Tebboune exige de la France un « respect total de l’Etat algérien »
Le président de la république Abdelmadjid Tebboune a exigé de de la France « un respect total de l’Etat algérien », soulignant à l’adresse de son homologue français Emmanuel Macron que « l’histoire ne peut pas être falsifiée ».
Au cours de la traditionnelle rencontre avec la presse, le président Tebboune diffusée dimanche que le retour de l’ambassadeur Antar Daoud à son poste à Paris « est conditionné au respect de l’Algérie, le respect total de l’Etat algérien ». français.
Interrogé pour savoir si la fermeture de l’espace aérien aux appareils militaires est « définitive », M. Tebboune a expliqué que « dans les relations diplomatiques, il n’y a rien d’irréversible ». Mais « actuellement nous sommes agressés dans notre chair, notre histoire, dans nos martyrs, nous nous défendons comme nous pouvons », a-t-il dit.
« Les relations avec la France relèvent de la responsabilité du peuple et de l’histoire. L’histoire ne peut pas être falsifiée », a continué M. Tebboune, en réaction aux propos du président français Emmanuel Macron.
« L’Etat est debout avec tous ses piliers, avec sa puissance, la puissance de son armée et son vaillant peuple », a poursuivi le président Tebboune, également chef suprême des forces armées et ministre de la Défense.
Pour « le reste, il s’agit de leurs affaires internes », a-t-il dit dans une allusion à de possibles visées « électoralistes » des propos critiques de M. Macron. « La France doit oublier que l’Algérie a été un jour une colonie française ».
« Mensonge du siècle »
S’agissant du chiffre fournis par le porte-parole du gouvernement français Gabriel Attal affirmant que seulement 22 obligations de quitter le territoire ont été effectivement appliquées par l’Algérie pour 7731 algériens ayant fait de décisions de la justice entre janvier et juillet 2021, Tebboune a affirmé qu’il s’agit « du mensonge du siècle » et que les chiffres réels ne dépassent pas la centaine.
M. Macron a déclenché la colère d’Alger après des propos, rapportés samedi 2 octobre par le journal français Le Monde, accusant le système « politico-militaire » algérien d’entretenir une « rente mémorielle » en servant à son peuple une « histoire officielle » qui « ne s’appuie pas sur des vérités ».

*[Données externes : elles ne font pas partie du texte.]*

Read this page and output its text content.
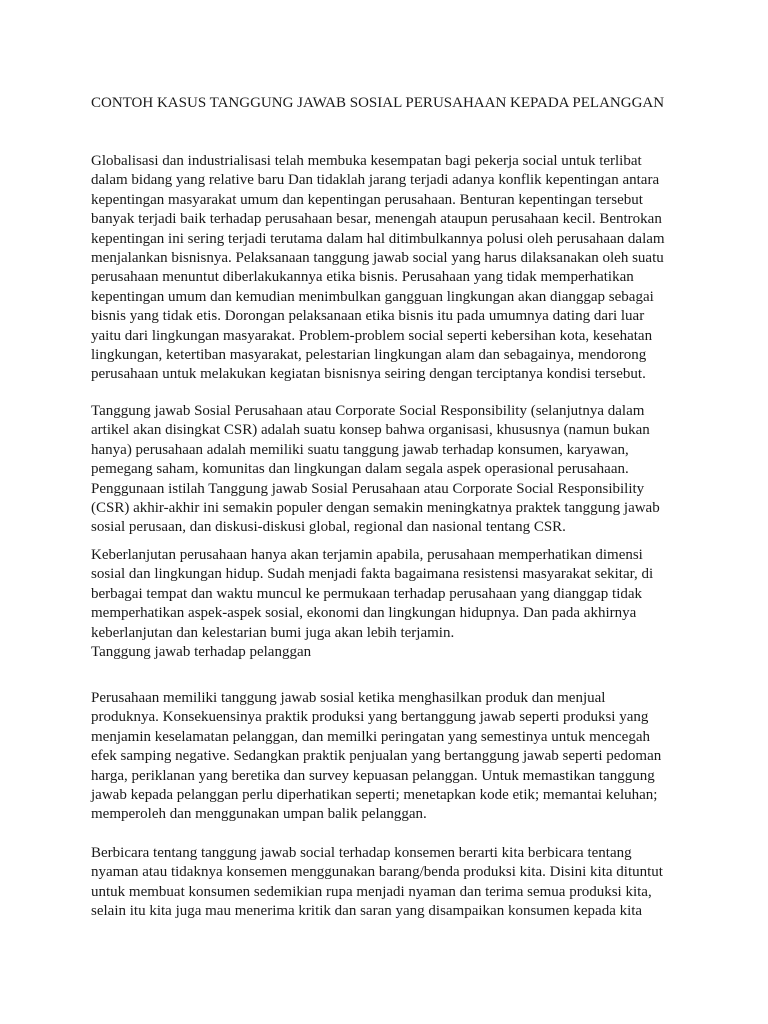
CONTOH KASUS TANGGUNG JAWAB SOSIAL PERUSAHAAN KEPADA PELANGGAN
Globalisasi dan industrialisasi telah membuka kesempatan bagi pekerja social untuk terlibat
dalam bidang yang relative baru Dan tidaklah jarang terjadi adanya konflik kepentingan antara
kepentingan masyarakat umum dan kepentingan perusahaan. Benturan kepentingan tersebut
banyak terjadi baik terhadap perusahaan besar, menengah ataupun perusahaan kecil. Bentrokan
kepentingan ini sering terjadi terutama dalam hal ditimbulkannya polusi oleh perusahaan dalam
menjalankan bisnisnya. Pelaksanaan tanggung jawab social yang harus dilaksanakan oleh suatu
perusahaan menuntut diberlakukannya etika bisnis. Perusahaan yang tidak memperhatikan
kepentingan umum dan kemudian menimbulkan gangguan lingkungan akan dianggap sebagai
bisnis yang tidak etis. Dorongan pelaksanaan etika bisnis itu pada umumnya dating dari luar
yaitu dari lingkungan masyarakat. Problem-problem social seperti kebersihan kota, kesehatan
lingkungan, ketertiban masyarakat, pelestarian lingkungan alam dan sebagainya, mendorong
perusahaan untuk melakukan kegiatan bisnisnya seiring dengan terciptanya kondisi tersebut.
Tanggung jawab Sosial Perusahaan atau Corporate Social Responsibility (selanjutnya dalam
artikel akan disingkat CSR) adalah suatu konsep bahwa organisasi, khususnya (namun bukan
hanya) perusahaan adalah memiliki suatu tanggung jawab terhadap konsumen, karyawan,
pemegang saham, komunitas dan lingkungan dalam segala aspek operasional perusahaan.
Penggunaan istilah Tanggung jawab Sosial Perusahaan atau Corporate Social Responsibility
(CSR) akhir-akhir ini semakin populer dengan semakin meningkatnya praktek tanggung jawab
sosial perusaan, dan diskusi-diskusi global, regional dan nasional tentang CSR.
Keberlanjutan perusahaan hanya akan terjamin apabila, perusahaan memperhatikan dimensi
sosial dan lingkungan hidup. Sudah menjadi fakta bagaimana resistensi masyarakat sekitar, di
berbagai tempat dan waktu muncul ke permukaan terhadap perusahaan yang dianggap tidak
memperhatikan aspek-aspek sosial, ekonomi dan lingkungan hidupnya. Dan pada akhirnya
keberlanjutan dan kelestarian bumi juga akan lebih terjamin.
Tanggung jawab terhadap pelanggan
Perusahaan memiliki tanggung jawab sosial ketika menghasilkan produk dan menjual
produknya. Konsekuensinya praktik produksi yang bertanggung jawab seperti produksi yang
menjamin keselamatan pelanggan, dan memilki peringatan yang semestinya untuk mencegah
efek samping negative. Sedangkan praktik penjualan yang bertanggung jawab seperti pedoman
harga, periklanan yang beretika dan survey kepuasan pelanggan. Untuk memastikan tanggung
jawab kepada pelanggan perlu diperhatikan seperti; menetapkan kode etik; memantai keluhan;
memperoleh dan menggunakan umpan balik pelanggan.
Berbicara tentang tanggung jawab social terhadap konsemen berarti kita berbicara tentang
nyaman atau tidaknya konsemen menggunakan barang/benda produksi kita. Disini kita dituntut
untuk membuat konsumen sedemikian rupa menjadi nyaman dan terima semua produksi kita,
selain itu kita juga mau menerima kritik dan saran yang disampaikan konsumen kepada kita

Dans la journée du 2 octobre, Alger a décidé le rappel « immédiat » de son ambassadeur à Paris, Mohamed Antar-Daoud, et, comme autre mesure de rétorsions, a interdit, dans la foulée, le survol de son territoire aux avions militaires français de l’opération Barkhane au Sahel.
Dans un communiqué la présidence de la république algérienne a exprimé son rejet « catégorique de l’ingérence inadmissible dans ses affaires intérieures ».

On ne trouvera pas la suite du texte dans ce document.